La mère sourit ; sa fille avait parlé comme si la guerre, finalement, ce n’était pas si sérieux. Laura poursuivit :
— J’aimerais de nouveau réunir tout le monde en décembre, dans le manoir du Sussex. Comme l’année passée… Pour le souvenir. Tu crois que les gens voudront venir ?
— Bien sûr.
— Tu sais, depuis que nous sommes tous rentrés de France, ce n’est plus comme avant.
— Ne t’inquiète pas, ça le redeviendra. Laisse du temps au temps.
— Et Gros, sera-t-il enfin revenu ? Je m’inquiète pour lui, et je voudrais tant qu’il soit là !
— Sans doute. Ne t’inquiète pas… Tu as déjà assez de tracas.
— J’aimerais inviter le père de Pal aussi. Il ne sait même pas encore qu’il a un petit-fils… Je crois qu’il ne sait même pas que son fils est mort. Il est temps de le lui dire.
France acquiesça tristement et caressa les cheveux de sa fille.
Sur le trottoir bordant la maison, Richard promenait Philippe dans un landau.
Tous les jours, il priait. Il allait dans les églises, les matins et les soirs, il restait des heures sur les bancs durs et inconfortables, dans les rangées désertes et glaciales, suppliant de pouvoir tout oublier. Il voulait redevenir Claude le séminariste, au pire Claude le curé, le Claude de Wanborough Manor dont tout le monde pensait qu’il ne serait jamais capable de faire la guerre. Il voulait redevenir prêtre, s’enfermer dans les abbayes ; il voulait être trappiste, et ne plus jamais parler. Oui, que le Seigneur l’emmène dans les cloîtres du silence, qu’il le lave de ses péchés pour que l’attente de la mort ne soit pas trop insupportable ; oui, peut-être son âme pourrait-elle être sauvée, peut-être n’était-il pas encore complètement abîmé ; il était encore chaste. Il avait tué mais il était resté chaste.
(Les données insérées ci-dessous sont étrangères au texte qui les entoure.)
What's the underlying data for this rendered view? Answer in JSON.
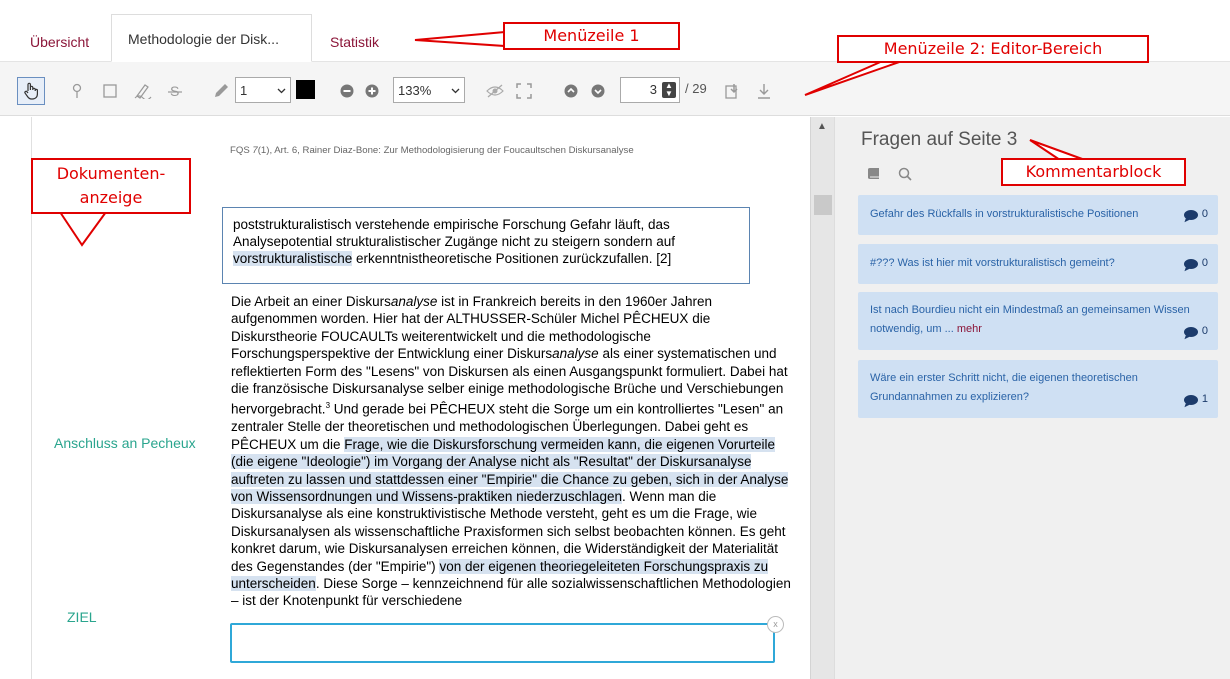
{
  "tabs": [
    {
      "label": "Übersicht"
    },
    {
      "label": "Methodologie der Disk..."
    },
    {
      "label": "Statistik"
    }
  ],
  "toolbar": {
    "icons": [
      "hand-pointer-icon",
      "pin-icon",
      "rectangle-icon",
      "pen-icon",
      "strikethrough-icon",
      "pencil-icon",
      "minus-circle-icon",
      "plus-circle-icon",
      "eye-slash-icon",
      "fullscreen-icon",
      "arrow-up-circle-icon",
      "arrow-down-circle-icon",
      "import-icon",
      "download-icon"
    ],
    "line_width": "1",
    "color": "#000000",
    "zoom": "133%",
    "page": "3",
    "page_total": "/ 29"
  },
  "document": {
    "header_pre": "FQS ",
    "header_issue": "7",
    "header_post": "(1), Art. 6, Rainer Diaz-Bone: Zur Methodologisierung der Foucaultschen Diskursanalyse",
    "quote_part1": "poststrukturalistisch verstehende empirische Forschung Gefahr läuft, das Analysepotential strukturalistischer Zugänge nicht zu steigern sondern auf ",
    "quote_highlight": "vorstrukturalistische",
    "quote_part2": " erkenntnistheoretische Positionen zurückzufallen. [2]",
    "body_p1": "Die Arbeit an einer Diskurs",
    "body_p1_italic": "analyse",
    "body_p2": " ist in Frankreich bereits in den 1960er Jahren aufgenommen worden. Hier hat der ALTHUSSER-Schüler Michel PÊCHEUX die Diskurstheorie FOUCAULTs weiterentwickelt und die methodologische Forschungsperspektive der Entwicklung einer Diskurs",
    "body_p2_italic": "analyse",
    "body_p3": " als einer systematischen und reflektierten Form des \"Lesens\" von Diskursen als einen Ausgangspunkt formuliert. Dabei hat die französische Diskursanalyse selber einige methodologische Brüche und Verschiebungen hervorgebracht.",
    "body_footnote": "3",
    "body_p4": " Und gerade bei PÊCHEUX steht die Sorge um ein kontrolliertes \"Lesen\" an zentraler Stelle der theoretischen und methodologischen Überlegungen. Dabei geht es PÊCHEUX um die ",
    "body_hl1": "Frage, wie die Diskursforschung vermeiden kann, die eigenen Vorurteile (die eigene \"Ideologie\") im Vorgang der Analyse nicht als \"Resultat\" der Diskursanalyse auftreten zu lassen und stattdessen einer \"Empirie\" die Chance zu geben, sich in der Analyse von Wissensordnungen und Wissens-praktiken niederzuschlagen",
    "body_p5": ". Wenn man die Diskursanalyse als eine konstruktivistische Methode versteht, geht es um die Frage, wie Diskursanalysen als wissenschaftliche Praxisformen sich selbst beobachten können. Es geht konkret darum, wie Diskursanalysen erreichen können, die Widerständigkeit der Materialität des Gegenstandes (der \"Empirie\") ",
    "body_hl2": "von der eigenen theoriegeleiteten Forschungspraxis zu unterscheiden",
    "body_p6": ". Diese Sorge – kennzeichnend für alle sozialwissenschaftlichen Methodologien – ist der Knotenpunkt für verschiedene",
    "label_pecheux": "Anschluss an Pecheux",
    "label_ziel": "ZIEL",
    "close_glyph": "x"
  },
  "panel": {
    "title": "Fragen auf Seite 3",
    "comments": [
      {
        "text": "Gefahr des Rückfalls in vorstrukturalistische Positionen",
        "more": "",
        "count": "0"
      },
      {
        "text": "#??? Was ist hier mit vorstrukturalistisch gemeint?",
        "more": "",
        "count": "0"
      },
      {
        "text": "Ist nach Bourdieu nicht ein Mindestmaß an gemeinsamen Wissen notwendig, um ... ",
        "more": "mehr",
        "count": "0"
      },
      {
        "text": "Wäre ein erster Schritt nicht, die eigenen theoretischen Grundannahmen zu explizieren?",
        "more": "",
        "count": "1"
      }
    ]
  },
  "callouts": {
    "menu1": "Menüzeile 1",
    "menu2": "Menüzeile 2: Editor-Bereich",
    "doc_line1": "Dokumenten-",
    "doc_line2": "anzeige",
    "comment_block": "Kommentarblock"
  },
  "colors": {
    "accent": "#8b1538",
    "callout_red": "#e00000",
    "label_green": "#2aa58e",
    "comment_bg": "#cfe0f3"
  }
}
Que le Seigneur l’enferme dans les montagnes ; il voulait disparaître, lui qui ne valait rien, lui qui n’avait su faire que le mal. Et ce qui le rongeait le plus désormais, c’était d’avoir blessé Gros, le seul Homme d’entre eux tous. Et il en connaissait le prix : celui qui blesse un Homme ne connaîtra plus d’avenir, il n’aura plus d’horizon ; celui qui blesse un Homme ne connaîtra jamais la rédemption. Souvent, Claude regrettait de ne pas être mort à la guerre ; il jalousait Aimé, Pal et Faron.
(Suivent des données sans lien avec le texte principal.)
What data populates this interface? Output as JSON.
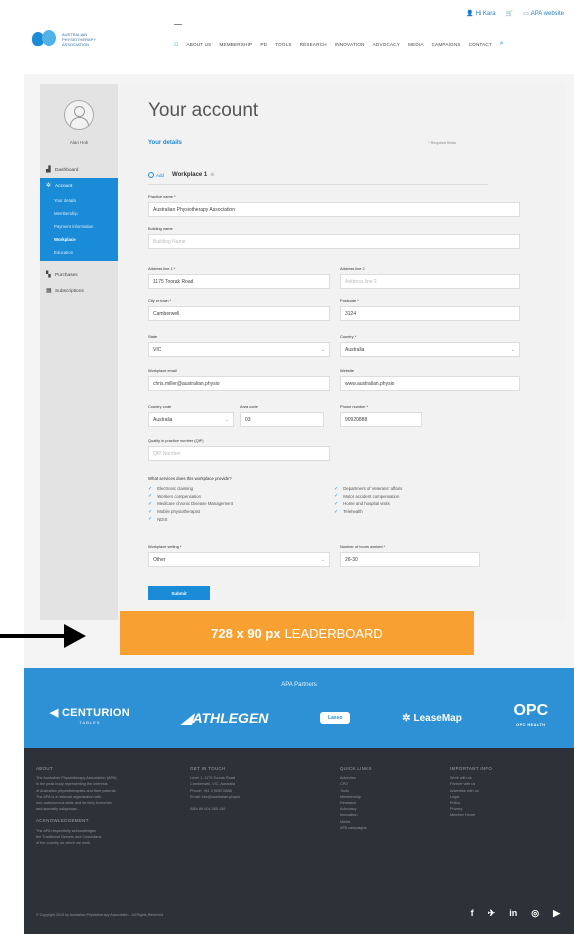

Il avait honte de côtoyer Laura ; il ne la méritait pas. Il finirait par la faire fuir. Il ne voulait plus voir Philippe non plus : Pal, son père, avait été un Homme, il n’avait jamais battu, il n’avait jamais trahi, jamais fait le moindre mal ; Philippe deviendrait un Homme à son tour, et ainsi l’humanité ne serait pas morte. Alors, surtout, ne pas contaminer l’enfant ; oui, dès qu’il le pourrait, il partirait loin. En attendant, il quittait l’appartement de Bloomsbury à l’aube et ne rentrait que tard le soir, pour ne croiser ni Laura ni Philippe. Souvent, dans les méandres de la nuit, il entendait les sanglots de Key dans la chambre voisine, car il était lui aussi hanté par sa propre existence. Il lui arrivait de boire, mais c’était rare ; il voulait souffrir pour sa pénitence.
Les Allemands n’avaient pas encore capitulé, le SOE était encore actif, mais la Section F, elle, vivait ses dernières heures. À Portman Square et dans certains bureaux de Baker Street, c’était l’heure des cartons ; un bureau du SOE avait été ouvert à Paris, à l’hôtel Cecil, pour faciliter le retour des agents de nationalité française. Il fallait aussi se charger de contacter les familles des morts.
Laura fit part à Stanislas de son souhait d’aller trouver le père de Pal, à Paris.
— Est-il au courant pour son fils ? demanda-t-elle.
— Je n’en sais rien.
— Il faut qu’il sache maintenant.
— Oui.
— Je vais lui présenter Philippe, ça apaisera sa douleur.
— Sans aucun doute… Mais rien ne presse. Tu iras quand tu te sentiras prête.
— J’ai envie qu’il voie Philippe… J’ai envie de lui parler… J’ai tant à lui dire… Mais comment, comment dois-je lui annoncer pour Pal s’il ne sait rien ?
— Je pourrais y aller avant si tu veux, proposa Stanislas. Avec Doff. Pour faire ça bien. Au nom du SOE. Avec les honneurs militaires et tout ce qu’il faut pour que le père réalise à quel point son fils a été un héros de la guerre.